Harry Potter & the Silver Screen


Reviewed by Kenny Brechner

    As a child with $2.30 to spend in Honeydukes candy shop, the makers of the movie version of Harry Potter and the Sorcerer's Stone had only two hours and thirty minutes to spend on the sumptuous array of material the book offered them. And, with several notable exceptions, they spent it very wisely indeed.

    Visually the movie chose to focus on the landscape of the magical world, and in this regard it succeeds sensationally. The looming castle, bustling shops, streets, and corridors, entrancing and natural in their feel, are fully realized in every sense.

    The casting is superb throughout, and great attention to nuance and detail was given even to smaller roles, the Gryffindor biased Quidditch announcer Lee Jordan, for example, seems to have stepped right out of the book. In fact all the central characters at Hogwarts excel in their roles.

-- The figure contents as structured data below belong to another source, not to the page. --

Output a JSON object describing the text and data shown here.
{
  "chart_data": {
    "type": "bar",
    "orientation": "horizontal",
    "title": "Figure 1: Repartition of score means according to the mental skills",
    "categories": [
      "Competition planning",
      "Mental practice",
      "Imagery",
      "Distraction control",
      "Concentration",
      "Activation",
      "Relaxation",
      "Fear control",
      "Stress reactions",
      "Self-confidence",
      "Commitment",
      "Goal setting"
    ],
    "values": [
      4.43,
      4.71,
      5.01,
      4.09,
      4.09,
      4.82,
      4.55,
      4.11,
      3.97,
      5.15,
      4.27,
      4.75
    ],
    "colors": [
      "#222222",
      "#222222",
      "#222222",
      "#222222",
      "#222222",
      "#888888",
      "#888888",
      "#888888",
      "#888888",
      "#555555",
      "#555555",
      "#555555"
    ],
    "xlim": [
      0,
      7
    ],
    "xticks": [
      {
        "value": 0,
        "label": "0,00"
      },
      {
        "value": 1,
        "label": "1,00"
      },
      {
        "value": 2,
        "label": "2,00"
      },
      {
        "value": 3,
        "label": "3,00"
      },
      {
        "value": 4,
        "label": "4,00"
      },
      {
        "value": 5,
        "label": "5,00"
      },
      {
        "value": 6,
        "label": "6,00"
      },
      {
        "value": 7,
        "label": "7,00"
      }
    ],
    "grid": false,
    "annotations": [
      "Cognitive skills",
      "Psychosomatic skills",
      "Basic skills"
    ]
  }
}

    Some reviewers have criticized the film for sticking too closely to the book, wrongly I think, for the movie is strongest where its ties to the book are the most fully realized.

    In terms of plot and character development, however, the film makers chose to sidestep the stickier elements of relations between magical and non-magical people, the bigotry on both sides, and in particular the internal prejudice within the wizarding community towards "mudbloods," witches and wizards born of muggle parents, which is entirely ignored.

    This prejudice is central to the book's social and cultural dynamic in many ways, and its removal has a markedly simplifying effect. It also takes away some of the book's more humorous and delicate touches.

    For example, when Hermione Granger, who we know from the book was born of muggle parents, takes leave of Harry and Ron for Christmas break, in the movie she urges them to search for Nicolas Flamel and then simply walks off. In the book however, Ron, who is of an old wizarding family, urges her to ask her parents if they know who Flamel is because "'It'd be safe to ask them.' 'Very safe, as they're both dentists,' Hermione replied."

The one area which I think the film did unwisely to short change the book was the key dialogue sequence between Quirrell and Harry in the movie's climax. It's a remarkable exchange which resolves a slew of hanging questions. The shortened version in the film is distinctly unsatisfying.

Perhaps the most important thing, however, that will emerge from the movie is that it will educate young readers in the profound, though often subtle, distinctions between the mediums of books and film. Many children asked to read Stuart Little will respond, "Augh, I've seen the movie." This time however, because so many children know Harry Potter and the Sorcerer's Stone so very, very well, it will be different. Intensely aware of what is and isn't in the film, and of any changes in dialogue and tone, they will be drawn into contemplating and understanding the unique strengths and potentialities of two distinct but complimentary mediums.